Human activities emit many kinds of pollutants into the air, and without a molecule called hydroxide (OH), many of these pollutants would keep aggregating in the atmosphere.
How OH itself forms in the atmosphere was viewed as a complete story, but in new research published in Proceedings of the National Academy of Sciences, a research team that includes Sergey Nizkorodov, a University of California, Irvine professor of chemistry, report that a strong electric field that exists at the surface between airborne water droplets and the surrounding air can create OH by a previously unknown mechanism.
It’s a finding that stands to reshape how scientists understand how the air clears itself of things like human-emitted pollutants and greenhouse gases, which OH can react with and eliminate. “You need OH to oxidize hydrocarbons, otherwise they would build up in the atmosphere indefinitely,” said Nizkorodov.
“OH is a key player in the story of atmospheric chemistry. It initiates the reactions that break down airborne pollutants and helps to remove noxious chemicals such as sulfur dioxide and nitric oxide, which are poisonous gases, from the atmosphere,” said Christian George, an atmospheric chemist at the University of Lyon in France and lead author of the new study. “Thus, having a full understanding of its sources and sinks is key to understanding and mitigating air pollution.”

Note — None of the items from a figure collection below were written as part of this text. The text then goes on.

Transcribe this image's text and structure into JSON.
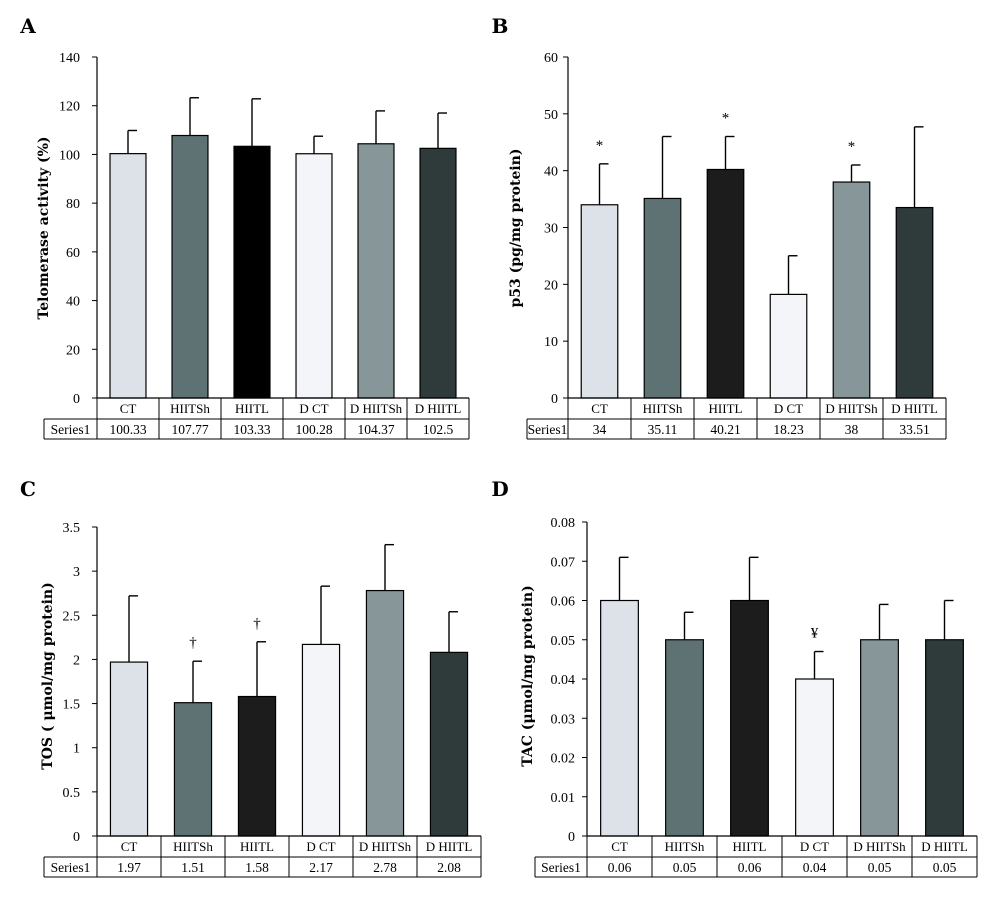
{
  "chart_data": [
    {
      "panel": "A",
      "type": "bar",
      "ylabel": "Telomerase activity (%)",
      "categories": [
        "CT",
        "HIITSh",
        "HIITL",
        "D CT",
        "D HIITSh",
        "D HIITL"
      ],
      "series": [
        {
          "name": "Series1",
          "values": [
            100.33,
            107.77,
            103.33,
            100.28,
            104.37,
            102.5
          ]
        }
      ],
      "errors": [
        9.5,
        15.5,
        19.5,
        7.2,
        13.5,
        14.5
      ],
      "table_values": [
        "100.33",
        "107.77",
        "103.33",
        "100.28",
        "104.37",
        "102.5"
      ],
      "annotations": [
        "",
        "",
        "",
        "",
        "",
        ""
      ],
      "ylim": [
        0,
        140
      ],
      "yticks": [
        "0",
        "20",
        "40",
        "60",
        "80",
        "100",
        "120",
        "140"
      ],
      "colors": [
        "#dde1e8",
        "#5f7273",
        "#000000",
        "#f3f5f8",
        "#879799",
        "#2f3b3b"
      ]
    },
    {
      "panel": "B",
      "type": "bar",
      "ylabel": "p53  (pg/mg protein)",
      "categories": [
        "CT",
        "HIITSh",
        "HIITL",
        "D CT",
        "D HIITSh",
        "D HIITL"
      ],
      "series": [
        {
          "name": "Series1",
          "values": [
            34,
            35.11,
            40.21,
            18.23,
            38,
            33.51
          ]
        }
      ],
      "errors": [
        7.2,
        10.9,
        5.8,
        6.8,
        3.0,
        14.2
      ],
      "table_values": [
        "34",
        "35.11",
        "40.21",
        "18.23",
        "38",
        "33.51"
      ],
      "annotations": [
        "*",
        "",
        "*",
        "",
        "*",
        ""
      ],
      "ylim": [
        0,
        60
      ],
      "yticks": [
        "0",
        "10",
        "20",
        "30",
        "40",
        "50",
        "60"
      ],
      "colors": [
        "#dde1e8",
        "#5f7273",
        "#1c1c1c",
        "#f3f5f8",
        "#879799",
        "#2f3b3b"
      ]
    },
    {
      "panel": "C",
      "type": "bar",
      "ylabel": "TOS ( μmol/mg protein)",
      "categories": [
        "CT",
        "HIITSh",
        "HIITL",
        "D CT",
        "D HIITSh",
        "D HIITL"
      ],
      "series": [
        {
          "name": "Series1",
          "values": [
            1.97,
            1.51,
            1.58,
            2.17,
            2.78,
            2.08
          ]
        }
      ],
      "errors": [
        0.75,
        0.47,
        0.62,
        0.66,
        0.52,
        0.46
      ],
      "table_values": [
        "1.97",
        "1.51",
        "1.58",
        "2.17",
        "2.78",
        "2.08"
      ],
      "annotations": [
        "",
        "†",
        "†",
        "",
        "",
        ""
      ],
      "ylim": [
        0,
        3.5
      ],
      "yticks": [
        "0",
        "0.5",
        "1",
        "1.5",
        "2",
        "2.5",
        "3",
        "3.5"
      ],
      "colors": [
        "#dde1e8",
        "#5f7273",
        "#1c1c1c",
        "#f3f5f8",
        "#879799",
        "#2f3b3b"
      ]
    },
    {
      "panel": "D",
      "type": "bar",
      "ylabel": "TAC (μmol/mg protein)",
      "categories": [
        "CT",
        "HIITSh",
        "HIITL",
        "D CT",
        "D HIITSh",
        "D HIITL"
      ],
      "series": [
        {
          "name": "Series1",
          "values": [
            0.06,
            0.05,
            0.06,
            0.04,
            0.05,
            0.05
          ]
        }
      ],
      "errors": [
        0.011,
        0.007,
        0.011,
        0.007,
        0.009,
        0.01
      ],
      "table_values": [
        "0.06",
        "0.05",
        "0.06",
        "0.04",
        "0.05",
        "0.05"
      ],
      "annotations": [
        "",
        "",
        "",
        "¥",
        "",
        ""
      ],
      "ylim": [
        0,
        0.08
      ],
      "yticks": [
        "0",
        "0.01",
        "0.02",
        "0.03",
        "0.04",
        "0.05",
        "0.06",
        "0.07",
        "0.08"
      ],
      "colors": [
        "#dde1e8",
        "#5f7273",
        "#1c1c1c",
        "#f3f5f8",
        "#879799",
        "#2f3b3b"
      ]
    }
  ]
}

Before, researchers assumed that sunlight was the chief driver of OH formation.
“The conventional wisdom is that you have to make OH by photochemistry or redox chemistry. You have to have sunlight or metals acting as catalysts,” Nizkorodov said. “What this paper says in essence is you don’t need any of this. In the pure water itself, OH can be created spontaneously by the special conditions on the surface of the droplets.”
The team built on research from Stanford University scientists led by Richard Zare that reported spontaneous formation of hydrogen peroxide on the surfaces of water droplets. The new findings help interpret the unexpected results from the Zare group.
The team measured OH concentrations in different vials – some containing an air-water surface and others containing only water without any air – and tracked OH production in darkness by including a “probe” molecule in the vials that fluoresces when it reacts with OH.
What they saw is that OH production rates in darkness mirror those and even exceed rates from drivers like sunlight exposure. “Enough of OH will be created to compete with other known OH sources,” said Nizkorodov. “At night, when there is no photochemistry, OH is still produced and it is produced at a higher rate than would otherwise happen.”
The findings, Nizkorodov reported, alter understanding of the sources of OH, something that will change how other researchers build computer models that attempt to forecast how air pollution happens.
“It could change air pollution models quite significantly,” Nizkorodov said. “OH is an important oxidant inside water droplets and the main assumption in the models is that OH comes from the air, it’s not produced in the droplet directly.”
To determine whether this new OH production mechanism plays a role, Nizkorodov thinks the next step is to perform carefully designed experiments in the real atmosphere in different parts of the world.
But first, the team expects the results to make a splash in the atmospheric research community.
“A lot of people will read this but will not initially believe it and will either try to reproduce it or try to do experiments to prove it wrong,” said Nizkorodov. “There will be many lab experiments following up on this for sure.”
He added that UCI is a prime place for such science to continue happening, because other labs at UCI, like that of Ann Marie Carlton, professor of chemistry, focus their efforts on the role water droplets play in the atmosphere.
This project, which was funded by the European Research Council, involved researchers from France’s University Claude Bernard, China’s Guangdong University of Technology, and Israel’s Weizmann Institute.